De Duitse en Nederlandse militairen wacht de zware taak om de etnische spanningen te onderdrukken en een veilige omgeving te creëren waarin de etnisch Albanese vluchtelingen kunnen terugkeren. Voor de Serviërs is het pittoreske Prizren het voormalige hoofdkwartier van hun beroemde koning Dusan, die regeerde in de veertiende eeuw. Bovendien staan in de omgeving van de stad ook enkele van hun meest geliefde orthodoxe kerken, waarop etnische Albanezen hun woede zouden kunnen koelen.

De leiding van de Servisch-Orthodoxe Kerk heeft zondag een beroep gedaan op de internationale gemeenschap om de geestelijken die in Prizren achterblijven te beschermen. Het onafhankelijke persbureau Beta meldde dat een Servische geestelijke was aangevallen in Ljubizda, een dorp bij Prizren.

De grootste angst van de vertrekkende Serviërs lijkt echter het UCK te zijn. Hoewel in het vredesakkoord wordt gesproken over de demilitarisering van het UCK, zeggen UCK-commandanten dat hun eenheden de wapens zullen behouden om de etnische Albanezen te beschermen.
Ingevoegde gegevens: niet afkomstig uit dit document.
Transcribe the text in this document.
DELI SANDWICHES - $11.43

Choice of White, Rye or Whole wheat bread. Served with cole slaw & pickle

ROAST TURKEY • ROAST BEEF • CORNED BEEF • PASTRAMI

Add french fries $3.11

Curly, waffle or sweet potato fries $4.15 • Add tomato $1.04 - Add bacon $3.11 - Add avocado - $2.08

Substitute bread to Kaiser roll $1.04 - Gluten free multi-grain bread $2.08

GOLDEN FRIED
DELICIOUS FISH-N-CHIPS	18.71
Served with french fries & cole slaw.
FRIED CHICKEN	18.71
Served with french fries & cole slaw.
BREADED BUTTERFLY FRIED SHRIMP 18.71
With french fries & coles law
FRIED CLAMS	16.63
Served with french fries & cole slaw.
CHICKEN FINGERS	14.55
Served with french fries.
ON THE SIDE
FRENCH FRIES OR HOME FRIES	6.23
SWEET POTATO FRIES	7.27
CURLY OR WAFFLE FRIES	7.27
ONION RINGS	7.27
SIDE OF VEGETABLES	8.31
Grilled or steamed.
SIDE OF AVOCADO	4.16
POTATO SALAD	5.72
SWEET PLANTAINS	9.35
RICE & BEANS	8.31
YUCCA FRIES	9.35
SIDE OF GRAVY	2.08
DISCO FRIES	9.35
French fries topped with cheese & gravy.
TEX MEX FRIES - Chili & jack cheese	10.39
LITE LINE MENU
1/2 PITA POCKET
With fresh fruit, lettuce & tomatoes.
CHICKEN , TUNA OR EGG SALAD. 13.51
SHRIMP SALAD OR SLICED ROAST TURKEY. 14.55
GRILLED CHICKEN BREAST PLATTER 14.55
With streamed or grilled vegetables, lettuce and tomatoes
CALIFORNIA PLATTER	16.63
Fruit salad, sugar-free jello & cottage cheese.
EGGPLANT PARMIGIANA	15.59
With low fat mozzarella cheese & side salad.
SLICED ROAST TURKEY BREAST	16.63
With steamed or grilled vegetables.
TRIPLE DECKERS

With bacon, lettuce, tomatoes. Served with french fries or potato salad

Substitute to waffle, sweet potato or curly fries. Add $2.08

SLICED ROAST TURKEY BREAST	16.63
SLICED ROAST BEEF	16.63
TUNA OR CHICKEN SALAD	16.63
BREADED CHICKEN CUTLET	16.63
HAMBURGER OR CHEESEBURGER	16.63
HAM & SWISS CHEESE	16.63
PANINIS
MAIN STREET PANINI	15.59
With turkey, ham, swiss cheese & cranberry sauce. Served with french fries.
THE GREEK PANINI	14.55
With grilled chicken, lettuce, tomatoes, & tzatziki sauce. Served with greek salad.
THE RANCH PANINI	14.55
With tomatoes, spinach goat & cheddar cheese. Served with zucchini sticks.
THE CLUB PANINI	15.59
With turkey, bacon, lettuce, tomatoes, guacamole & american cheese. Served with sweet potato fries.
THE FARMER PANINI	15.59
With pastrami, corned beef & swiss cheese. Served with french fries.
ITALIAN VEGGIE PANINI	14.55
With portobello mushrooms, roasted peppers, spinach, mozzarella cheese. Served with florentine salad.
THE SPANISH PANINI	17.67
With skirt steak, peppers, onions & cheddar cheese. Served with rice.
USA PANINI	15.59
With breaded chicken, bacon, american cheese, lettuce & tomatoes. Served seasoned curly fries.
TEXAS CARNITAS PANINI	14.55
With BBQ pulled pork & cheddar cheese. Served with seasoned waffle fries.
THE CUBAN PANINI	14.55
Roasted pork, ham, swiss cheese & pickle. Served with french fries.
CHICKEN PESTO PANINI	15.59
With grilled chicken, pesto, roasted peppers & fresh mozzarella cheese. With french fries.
Uiteindelijk wil het UCK zichzelf omvormen tot het officiële leger van Kosovo.

De etnisch Albanese guerrillastrijders vochten gisteren nog steeds met Servische eenheden aan de Kosovo-Albanese grens. Zondag nam het UCK een belangrijke grenspost in nadat het Servisch leger was vertrokken, wat betekent dat het op 20 kilometer afstand van Prizren ongehinderd Kosovo kan binnentrekken.